The experience of the farmers and the consumers at this time suggested that the health of the economy was not good at all. Mainly because basically every American was living on credit and there was a very uneven distribution of income.
3. How did speculation and margin buying cause stock prices to rise?
Speculation and margin buying caused stock prices to raise by a lot of Americans were buying items on credit because they did not have the money to pay for it; so when the bills came around to pay for the item they bought they did not have the money therefore the economy/government needed more money so the price of items had to start to raise.
4. What happened to ordinary workers during the Great Depression?

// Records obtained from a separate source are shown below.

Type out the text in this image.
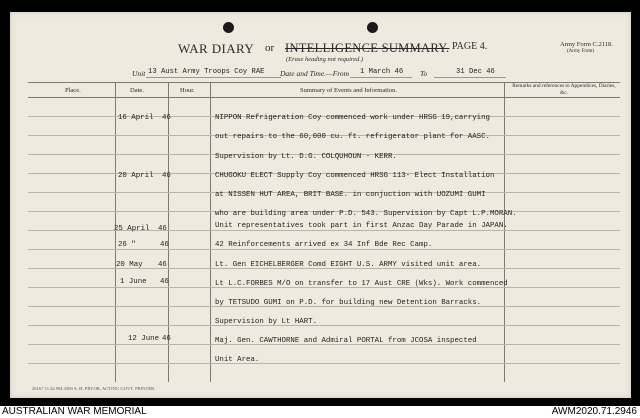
WAR DIARY or INTELLIGENCE SUMMARY. PAGE 4.
(Erase heading not required.)
Army Form C.2118.
(Army Form)
Unit 13 Aust Army Troops Coy RAE Date and Time.—From 1 March 46 To	31 Dec 46
Place.	Date.	Hour.	Summary of Events and Information.
Remarks and references to Appendices, Diaries, &c.
16 April 46	NIPPON Refrigeration Coy commenced work under HRSG 19,carrying
out repairs to the 60,000 cu. ft. refrigerator plant for AASC.
Supervision by Lt. D.G. COLQUHOUN - KERR.
20 April 46	CHUGOKU ELECT Supply Coy commenced HRSG 113- Elect Installation
at NISSEN HUT AREA, BRIT BASE. in conjuction with UOZUMI GUMI
who are building area under P.D. 543. Supervision by Capt L.P.MORAN.
25 April 46	Unit representatives took part in first Anzac Day Parade in JAPAN.
26 "	46	42 Reinforcements arrived ex 34 Inf Bde Rec Camp.
20 May 46	Lt. Gen EICHELBERGER Comd EIGHT U.S. ARMY visited unit area.
1 June 46	Lt L.C.FORBES M/O on transfer to 17 Aust CRE (Wks). Work commenced
by TETSUDO GUMI on P.D. for building new Detention Barracks.
Supervision by Lt HART.
12 June 46	Maj. Gen. CAWTHORNE and Admiral PORTAL from JCOSA inspected
Unit Area.
26167 11.42 9M 4369 A. H. PRYOR, ACTING GOVT. PRINTER.
AUSTRALIAN WAR MEMORIAL	AWM2020.71.2946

During the Great Depression a lot of ordinary workers lost their jobs and when they went to the bank to try to get their money in their savings account the bank did not have the money because they gave all of their money to the stock market therefore a lot of ordinary workers went bankrupt and where not able to support their family anymore.
5. How did the Great Depression affect the world economy?
The Great Depression affected the world economy by a lot of word trade had fallen within 40 percent.